Jefferson gave the world some of its most enduring words. “We hold these truths to be self-evident, that all men are created equal…” Those words have inspired democratic movements across the globe for ages. Yet Jefferson himself owned approximately 600 enslaved people during his lifetime and benefited from an institution that denied the humanity of those whose labor sustained his wealth as he husbanded his very own Black family.
That contradiction sits at the center of this extraordinary book.

Following the death of his wife, Martha Jefferson, Sally Hemings—Martha’s enslaved half-sister—became Jefferson’s lifelong companion. Hemings lived with Jefferson for nearly forty years and bore six of his children. While in Paris, where slavery was prohibited, Jefferson reportedly promised Sally that their children would be freed when they reached adulthood if she returned with him to Virginia. Several of those children eventually gained their freedom as they became White adults. Technically, they were mulattos.

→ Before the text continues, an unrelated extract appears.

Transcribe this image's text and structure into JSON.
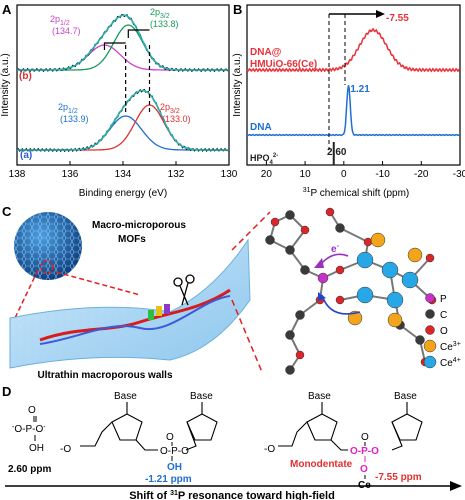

The story of James Hemings, Sally’s brother, is equally compelling. Enslaved by Jefferson, James accompanied him to Paris, where he became the first American formally trained as a French chef. He mastered French cuisine and later introduced dishes—including what became America’s famous macaroni and cheese—to Jefferson’s table. His brilliance, however, did not spare him from the psychological burden of enslavement. James Hemings died by suicide at the age of thirty-six.
Jefferson invested in training many of the people he enslaved because their skills enhanced the operation and prestige of Jefferson’s home in Monticello. Yet even while recognizing extraordinary talent among individuals such as Hemings, Jefferson never abandoned his belief in a racial hierarchy. Jefferson introduced America to “racism.” He believed in white superiority.
His writings reveal a man who regarded race as biologically fixed. He believed whites were intellectually superior to Blacks. He speculated that racial mixing altered inherited characteristics while still insisting that African ancestry marked inferiority. Ironically, these views coexisted with the reality that members of his own family were of mixed race.
Jefferson’s views on Native Americans reveal another contradiction. He often described Indigenous nations as culturally and intellectually equal to Europeans because they possessed organized governments, languages, and social institutions. African Americans, however, were denied that same recognition, despite the civilizations from which many had been violently taken.
That is Jefferson’s paradox.

Historians often rank Abraham Lincoln as America’s most consequential president because he preserved the Union and issued the Emancipation Proclamation. Lincoln confronted the institution of slavery during its greatest national crisis because Lincoln’s executive order freed the slaves.
Abraham Lincoln was the first Republican president of the United States. He was elected in 1860 as the nominee of the newly founded anti-slavery party, established a few years earlier, in 1854.
Yet I would argue that Jefferson’s influence reaches even deeper into the American story. Jefferson did not invent white supremacy; he justified it. It existed long before him. But through his immense intellectual authority, he helped give racial hierarchy a language that could coexist with liberty. He demonstrated how a nation could proclaim universal equality while excluding millions from its promise.
That contradiction has echoed across American history for 250 years. It has been America’s underbelly.

Jefferson on Race is not simply a biography. It is an invitation to examine the intellectual foundations of the United States. It asks readers to confront uncomfortable truths rather than comforting myths. Annette Gordon-Reed neither excuses Jefferson nor dismisses his genius. Instead, she reveals a complicated man whose greatest achievements and greatest failures remain inseparable.
As Americans celebrate 250 years of independence, perhaps the most patriotic act is not waving the flag but asking difficult questions about the ideals upon which the nation was built—and who was excluded from them.
Jefferson gave America “We the People.” His words, his writings, his intellect, and his wordsmith provided America’s manifesto.
The enduring question, then and now, is this:
Who did he believe those people were? “WE THE PEOPLE“.